There are parts of the violence against women agenda, (and indeed the domestic abuse agenda), that are not devolved.   We will therefore continue to work with the UK Government on these issues and we will be examining carefully any of the proposals that emerge from their consultation and the relevance for our Welsh action plan. In particular we will continue to work with Whitehall on matters such as honour violence, forced marriage and female genital mutilation.   The Home Office will therefore be attending a workshop that we are organising in Newport on 10 March to ensure that the views of Welsh stakeholders are reflected in their consultation. I hope it is clear from this that Wales is not, in any way “opting out” of the UK government consultation on examining the need for a violence against women strategy.

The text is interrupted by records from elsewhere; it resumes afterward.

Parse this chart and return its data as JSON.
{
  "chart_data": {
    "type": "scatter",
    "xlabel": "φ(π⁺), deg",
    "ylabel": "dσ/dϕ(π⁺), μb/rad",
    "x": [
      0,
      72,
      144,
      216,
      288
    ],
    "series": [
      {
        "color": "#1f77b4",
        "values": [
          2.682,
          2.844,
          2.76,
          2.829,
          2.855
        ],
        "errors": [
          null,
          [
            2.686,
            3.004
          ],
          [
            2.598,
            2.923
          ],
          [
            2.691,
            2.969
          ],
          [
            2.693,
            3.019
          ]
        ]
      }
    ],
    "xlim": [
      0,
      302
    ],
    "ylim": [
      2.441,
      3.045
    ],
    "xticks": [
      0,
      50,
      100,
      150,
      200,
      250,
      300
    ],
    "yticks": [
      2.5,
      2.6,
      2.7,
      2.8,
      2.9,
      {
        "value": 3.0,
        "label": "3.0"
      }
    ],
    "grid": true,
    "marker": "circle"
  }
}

I would also like to take this opportunity to set the record straight in respect of the recently published Map of Gaps 2 report.  The report acknowledges the good work taking place in Wales and this is borne out by an analysis of the data. In many respects services in Wales are more developed than in either Scotland or England. Given that the report is explicitly about “gaps in services” its focus was obviously not concentrated on the progress that has been made in Wales in tackling domestic abuse and violence against women. As well, the report is not fully up to date in respect of Wales in a number of instances, and these discrepancies have been drawn to the attention of the Equalities and Human Rights Commission.